放った銃弾と自分の位置を入れ替えたのだ。
防御のために視界を塞いでいたグランは、懐に入り込まれたことに気づけない。
その隙だらけの顎を、下から蹴り上げる。
ガゴォッ!!
脳を揺らされたグランの巨体が宙に浮く。 グレイは追撃の手を緩めず、腰から警棒を引き抜き、魔力を流し込んだ。
「第二魔法術式”烈”」
魔力をまとい”火”をふいた警棒がグランの腹にたたきつけられる。
「ッッッッ!!!!?」
声にならない悲鳴を上げたグランはそのまま地面にたたきつけられると倒れ込む。
ピクリとも動かない二人を見下ろし、グレイは警棒を縮めて懐にしまう。
「……ふぅ。手間かけさせやがって」
グレイは意識を失い地面に倒れ込んでいる二人に対してそう吐き捨てると、通信機器ーヴォックスを取り出し報告をする。
「こちら魔法犯罪取締室グレイ。帝都北区にて発生した魔法を用いた抗争の鎮圧に成功。至急回収を求める。」
~帝都北区 sideセレス~
「おっ終わってしまった、、、。こんな一瞬で。」
初めての実践に緊張しきっていたセレスだったが、あまりにあっけない幕引きに思わず肩を落とす。
「言っただろ、すぐ終わるって。」
レグルスはそういうと戦闘を終えたグレイとマキナのもとへと向かう。
未だに驚きが抜けきらないセレスはその場で立ち尽くしている。
(あ、ありえない……。この人たち、本当に窓際部隊なの?)
彼女の目には見えていた。
おそらく レインの正確無比な広範囲制圧。
マキナの工具を駆使した蹂躙。
そして、ボス格の二人を翻弄し、一瞬で沈黙させたグレイの空間移動。
(特にあのボス二人。近衛でも無傷でしりぞけるのは手間取るような相手だったのに。それを一瞬で倒してしまうなんて)

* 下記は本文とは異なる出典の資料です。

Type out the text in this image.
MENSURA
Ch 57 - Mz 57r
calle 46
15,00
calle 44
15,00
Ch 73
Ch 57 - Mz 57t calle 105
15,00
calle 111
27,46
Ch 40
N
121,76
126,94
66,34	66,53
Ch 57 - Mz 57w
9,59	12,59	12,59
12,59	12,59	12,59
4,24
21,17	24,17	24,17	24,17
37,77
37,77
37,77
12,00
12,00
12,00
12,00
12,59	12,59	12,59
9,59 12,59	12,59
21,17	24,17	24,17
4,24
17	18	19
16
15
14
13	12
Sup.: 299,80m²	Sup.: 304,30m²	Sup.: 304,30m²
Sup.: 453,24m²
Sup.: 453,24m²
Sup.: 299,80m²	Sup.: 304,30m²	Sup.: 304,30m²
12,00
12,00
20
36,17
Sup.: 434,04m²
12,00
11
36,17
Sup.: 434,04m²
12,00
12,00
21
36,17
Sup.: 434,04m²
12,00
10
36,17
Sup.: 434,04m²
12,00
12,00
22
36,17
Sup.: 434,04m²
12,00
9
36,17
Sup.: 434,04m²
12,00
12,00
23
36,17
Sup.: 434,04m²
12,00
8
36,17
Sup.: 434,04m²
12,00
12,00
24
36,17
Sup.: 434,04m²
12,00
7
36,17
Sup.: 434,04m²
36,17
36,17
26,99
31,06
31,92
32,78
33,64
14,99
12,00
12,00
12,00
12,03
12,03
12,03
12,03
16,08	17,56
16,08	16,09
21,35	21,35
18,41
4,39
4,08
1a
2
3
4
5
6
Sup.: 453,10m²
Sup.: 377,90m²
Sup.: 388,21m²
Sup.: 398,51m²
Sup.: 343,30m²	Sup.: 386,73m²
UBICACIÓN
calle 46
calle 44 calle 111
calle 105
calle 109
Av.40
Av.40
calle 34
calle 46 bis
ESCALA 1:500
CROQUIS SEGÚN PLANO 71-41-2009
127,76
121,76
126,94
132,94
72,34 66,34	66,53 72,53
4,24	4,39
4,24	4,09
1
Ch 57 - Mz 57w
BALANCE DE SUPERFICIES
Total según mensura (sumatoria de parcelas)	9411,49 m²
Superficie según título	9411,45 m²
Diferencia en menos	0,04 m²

「よくやったおまえら!セレスも俺らがどんな仕事をしてるかはなんとなく分かっただろ。」
「あっちで固まっちゃってるけどね。あの娘。それよりグレイ。サルファゴスへの移送班いつ頃到着予定なの?」
マキナが手をパンパンと払いながらたばこを吸うグレイに問いかける。
「後3分ほどで来るそうだ。それまでは待機だ。」
「了解。まぁこいつらの様子見てると当分は動けないでしょうから放置で良いわね。」
そのあっけらかんとした会話が、逆にセレスには異様に映った。 あれだけの戦闘をしておきながら、彼らにとっては任務の一つに過ぎないのだ。
「しっ室長。これから彼らはどうなるんですか?」
眼前の状況から我にかえったセレスが、レグルスに問う。
「ん?あぁこいつらは魔法犯罪者専用収容所サルファゴスへと移送する。魔法犯罪を犯した奴のうち生かして確保できた奴は、基本的にここに収容することが決まっている。サルファゴスの監視と警護は近衛軍第9部隊が担当しているから、移送もこいつらが受け持っているぞ。っとそんな話をしている内に来たみたいだな。」
通りの向こうから、サイレンを鳴らさずに黒塗りの装甲車両が数台、滑り込んできた。
車体には近衛軍の紋章が刻まれている。
「こちら近衛軍第9部隊、サルファゴス移送班。帝都北区で発生した魔法を用いた抗争の容疑者達の移送の任をうけ、到着。相違ないか?」
「あぁ相違ないな。容疑者はそこの伸びてる連中だ。好きに持っていってくれ」
「相変わらず荒れているなお前らの現場は」
移送班の隊長は半壊した倉庫とボコボコにされた構成員たちを見て、呆れたように呟く。
「仕事熱心と言ってくれ。それじゃ、後は頼んだぞ」
「...了解した。これより容疑者の移送を始める。総員かかれ!」
第9部隊の面々が容疑者達を次々と移送用車両へと連れて行く。
その光景を尻目にグレイ達魔取の面々は帰路につく。
四人の歩く足音が、静けさを取り戻した倉庫街に響く。 レグルスは歩きながらヴォックスを取り出し、作戦完了を告げた。